David Earl david at frankieandshadow.com
Mon Jul 26 11:44:09 BST 2010


On 26/07/2010 10:58, Richard Mann wrote:
> One of the things Dave Earl mentioned in his talk about rendering was
> the gaps-in-casings you sometimes get at bridges.
>
> What I've ended up doing is
> 1) rendering casings in layer (not underneath everything like Mapnik)

That's what I did also in my renderer.

Talking to Steve Chilton afterwards, I was surprised to learn that 
actually Mapnik is not layer-aware at all, which is where some of the 
problems arise (bridges over bridges being a particular case which I now 
understand why solving is so difficult).

> 2) putting in a flag to identify ways that join ways of different
> layer, with a view to suppressing end caps

If you do things in the right order (circular) end caps get obliterated 
by the higher layer in a painting model. (Square and butt line cpas 
cause all sorts of other problems if treated naively, while circular 
line caps - and joins - largely just work).

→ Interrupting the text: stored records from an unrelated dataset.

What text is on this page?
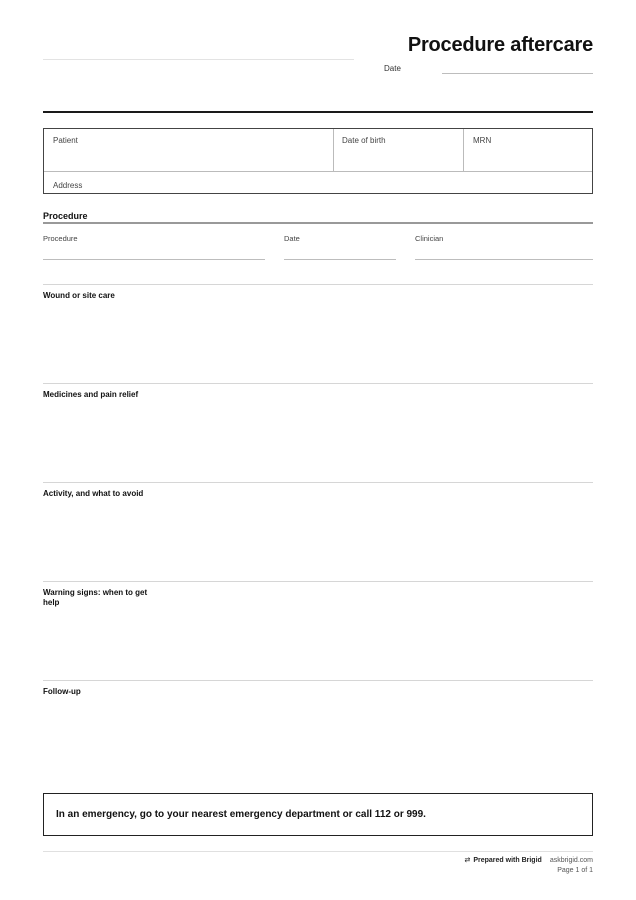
Procedure aftercare
Date
Patient	Date of birth	MRN
Address
Procedure
Procedure	Date	Clinician
Wound or site care
Medicines and pain relief
Activity, and what to avoid
Warning signs: when to get help
Follow-up
In an emergency, go to your nearest emergency department or call 112 or 999.
⇄ Prepared with Brigid askbrigid.com
Page 1 of 1
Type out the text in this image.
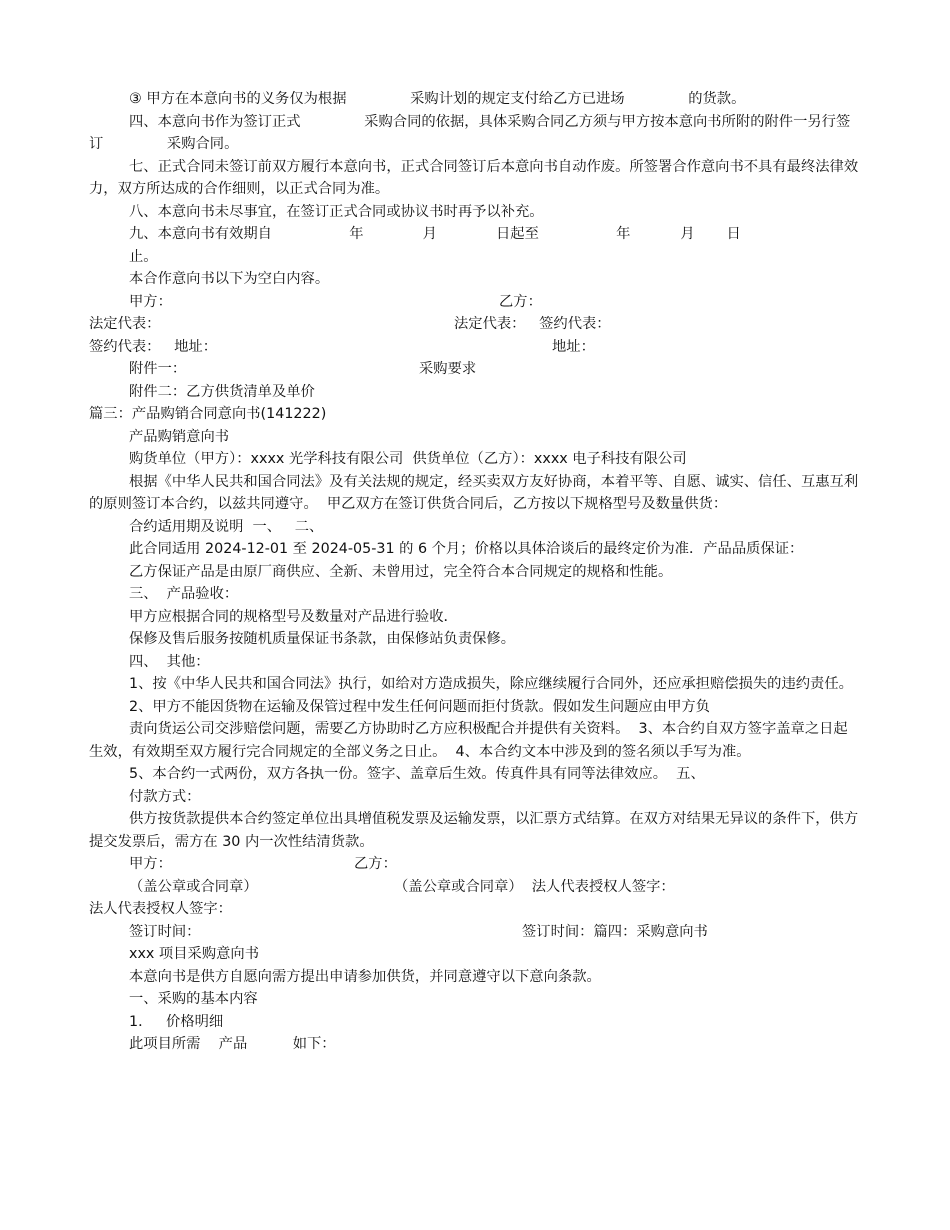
③ 甲方在本意向书的义务仅为根据              采购计划的规定支付给乙方已进场              的货款。

四、本意向书作为签订正式              采购合同的依据，具体采购合同乙方须与甲方按本意向书所附的附件一另行签订              采购合同。

七、正式合同未签订前双方履行本意向书，正式合同签订后本意向书自动作废。所签署合作意向书不具有最终法律效力，双方所达成的合作细则，以正式合同为准。

八、本意向书未尽事宜，在签订正式合同或协议书时再予以补充。

九、本意向书有效期自                 年             月             日起至                 年           月       日

止。

本合作意向书以下为空白内容。

甲方：

	乙方：

法定代表：

	法定代表：   签约代表：

签约代表：   地址：

	地址：

附件一：

	采购要求

附件二：乙方供货清单及单价

篇三：产品购销合同意向书(141222)

产品购销意向书

购货单位（甲方）：xxxx 光学科技有限公司  供货单位（乙方）：xxxx 电子科技有限公司

根据《中华人民共和国合同法》及有关法规的规定，经买卖双方友好协商，本着平等、自愿、诚实、信任、互惠互利的原则签订本合约，以兹共同遵守。  甲乙双方在签订供货合同后，乙方按以下规格型号及数量供货：

合约适用期及说明  一、   二、

此合同适用 2024-12-01 至 2024-05-31 的 6 个月；价格以具体洽谈后的最终定价为准．产品品质保证：

乙方保证产品是由原厂商供应、全新、未曾用过，完全符合本合同规定的规格和性能。

三、  产品验收：

甲方应根据合同的规格型号及数量对产品进行验收．

保修及售后服务按随机质量保证书条款，由保修站负责保修。

四、  其他：

1、按《中华人民共和国合同法》执行，如给对方造成损失，除应继续履行合同外，还应承担赔偿损失的违约责任。

2、甲方不能因货物在运输及保管过程中发生任何问题而拒付货款。假如发生问题应由甲方负

责向货运公司交涉赔偿问题，需要乙方协助时乙方应积极配合并提供有关资料。  3、本合约自双方签字盖章之日起生效，有效期至双方履行完合同规定的全部义务之日止。  4、本合约文本中涉及到的签名须以手写为准。

5、本合约一式两份，双方各执一份。签字、盖章后生效。传真件具有同等法律效应。  五、

付款方式：

供方按货款提供本合约签定单位出具增值税发票及运输发票，以汇票方式结算。在双方对结果无异议的条件下，供方提交发票后，需方在 30 内一次性结清货款。

甲方：

	乙方：

（盖公章或合同章）

	（盖公章或合同章）  法人代表授权人签字：

法人代表授权人签字：

签订时间：

	签订时间：篇四：采购意向书

xxx 项目采购意向书

本意向书是供方自愿向需方提出申请参加供货，并同意遵守以下意向条款。

一、采购的基本内容

1．   价格明细

此项目所需    产品          如下：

I came to the conclusion that for several reasons including your case 2, 
and also the problem of some ways penetrating others when not desired, 
the best way to handle all meeting ways might be to render the meeting 
separately from the ways - painting a "star" of meeting roads on top of 
the basic renderings. Needs a lot more calculation, and there are places 
it would still break down because of very close proximity features 
(which causes problems in other ways too), but I think it would improve 
the general case a lot.

The particular problems I didn't attempt to solve, particularly related 
to the need to exaggerate road widths more on a printed map, are that 
bridges don't necessarily span the entire exaggerated width of the 
underlying road (river, whatever), leaving unpleasant gaps, merges etc 
in the image.

That requires at minimum knowledge of what the underlying feature is, 
which I guess you could determine by computation, but even then the 
geometry is very complicated and can have knock on effects to lengthen a 
bridge artifically (just as widening a road can, as I mentioned in my talk).